Friday, December 12, 2008

Celebration of Hope and Faith


When people talk about holiday celebrations, their most memorable stories are usually about making-do. Maybe because less-than stories are easier to tell, are not so threatening than stories about plenty.


Maybe we feel less guilty telling the making-do stories but Christmas memories are as different as the people who remember them and the most treasured are often those threaded with sharing, the capacity to give, and renewed hope.
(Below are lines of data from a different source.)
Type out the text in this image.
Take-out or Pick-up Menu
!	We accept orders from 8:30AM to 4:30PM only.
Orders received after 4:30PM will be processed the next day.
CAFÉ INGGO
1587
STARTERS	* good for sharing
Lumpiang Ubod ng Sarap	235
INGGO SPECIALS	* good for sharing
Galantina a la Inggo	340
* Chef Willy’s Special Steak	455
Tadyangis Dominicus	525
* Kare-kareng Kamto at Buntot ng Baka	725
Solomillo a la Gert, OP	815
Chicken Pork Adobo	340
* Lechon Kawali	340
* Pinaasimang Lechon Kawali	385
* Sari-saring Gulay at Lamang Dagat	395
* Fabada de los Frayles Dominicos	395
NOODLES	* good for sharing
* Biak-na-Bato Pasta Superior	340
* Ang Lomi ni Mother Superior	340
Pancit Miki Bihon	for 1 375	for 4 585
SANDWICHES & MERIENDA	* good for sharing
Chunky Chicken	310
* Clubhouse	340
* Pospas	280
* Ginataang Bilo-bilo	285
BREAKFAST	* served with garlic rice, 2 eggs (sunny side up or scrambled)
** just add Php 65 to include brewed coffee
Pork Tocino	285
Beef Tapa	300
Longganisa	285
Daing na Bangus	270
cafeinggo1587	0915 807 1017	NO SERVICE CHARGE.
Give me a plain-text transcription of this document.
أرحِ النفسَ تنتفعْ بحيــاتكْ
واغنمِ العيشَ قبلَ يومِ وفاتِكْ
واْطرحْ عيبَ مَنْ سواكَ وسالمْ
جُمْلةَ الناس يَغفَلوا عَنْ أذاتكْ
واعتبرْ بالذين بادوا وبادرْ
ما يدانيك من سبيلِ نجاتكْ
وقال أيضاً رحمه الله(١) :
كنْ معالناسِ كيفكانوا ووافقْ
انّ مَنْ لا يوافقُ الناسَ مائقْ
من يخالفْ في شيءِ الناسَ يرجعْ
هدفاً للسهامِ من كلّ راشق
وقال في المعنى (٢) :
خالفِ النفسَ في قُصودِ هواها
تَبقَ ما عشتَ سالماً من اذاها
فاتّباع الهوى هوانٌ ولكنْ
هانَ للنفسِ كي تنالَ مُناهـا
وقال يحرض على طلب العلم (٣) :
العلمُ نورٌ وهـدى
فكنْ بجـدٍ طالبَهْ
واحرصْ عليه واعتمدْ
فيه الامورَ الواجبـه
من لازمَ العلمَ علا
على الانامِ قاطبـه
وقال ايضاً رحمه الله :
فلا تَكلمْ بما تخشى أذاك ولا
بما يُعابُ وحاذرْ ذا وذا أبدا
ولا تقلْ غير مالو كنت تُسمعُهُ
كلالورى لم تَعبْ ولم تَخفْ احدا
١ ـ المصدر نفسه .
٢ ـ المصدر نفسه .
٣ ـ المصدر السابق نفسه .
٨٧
There were six children in my family, a large working class family. My father had a small glass and paint sales business and our lives rattled up and down with the economy. Usually Christmas meant oodles of brightly colored paper wrapped gifts tied with curling ribbon mounded around our tree. Never mind that most of them were socks or underwear, we knew there was the one special one buried there with our name on the tag signed, “From Santa”.


But then there were less happy times, when our Christmas toys came from charity organizations. One year a group of used toys almost didn’t make it to our house, but were delivered to my aunt’s house Christmas Eve where my mom wrapped them and then carried them home for us the next morning. Another year there were boxes of nameless foods delivered to our house where logs of processed cheese were stashed among canned vegetables and a frozen turkey. And then there was the year we received one present each, but we did get that one.


These are sad, futile memories. Not because there we didn’t get many toys, but because my parents’ struggle left them emotionally empty. No tree, no gifts, no gentle snowfall could mask the defeat in their hearts, but they put one foot in front of the other. Despair pushed aside.


When I was five there were only two children in my family, me and my brother. Christmas was young and joyous. We stenciled our big picture windows with elaborate scenes using Glaswax, a kind of pinkish wax for windows, coached by our mom. Sometimes she’d use poster paints with the window as her canvas and Santa would sail across a starry sky with the little family nestled below.


Christmas was golden. Tiny Tears dolls, Barbie, Tonka trucks, coloring books with a new box of 64 count Crayola crayons, not an off brand, were under our sparkly tree for me.


Cookie bake days at my aunt’s farm usually ended with us throwing up all the raw dough we’d snitched. Mom and Aunt Dynie helped us make snowy Christmas trees out of cardboard thread spools from the local sock factory. She'd whip up Ivory Flakes soap into a frothy mix that dried hard on the cones. We dusted them with glitter and topped each with a tiny glass ball. We made net trees, and plastic dry cleaner bag wreaths, and decorated them with small colored glass balls and we'd give them to our aunts and uncles on special holiday visits.


Times and fortunes change with some years more plentiful than others, but most haunted by sadness. Disappointing not because they lacked for gifts, or because they didn’t look like the scenes in department stores or stories on television, but because they were spiritless.


This year department stores look a bit like those used toys from so long ago, a little plain and hollow-- without soul, even a cold commercial one.


Still, days will grow long and spring rains will bring growth and plenty. Goodness and compassion twinkle at the edges if we look for them. “Kindness matters,” it really does, and this season we celebrate our gifts, our chance to be, and our potential for genuine contribution to this world in ways that will give us all sustainable peace though shared purpose and unity.


Happiest of holiday seasons to you and yours.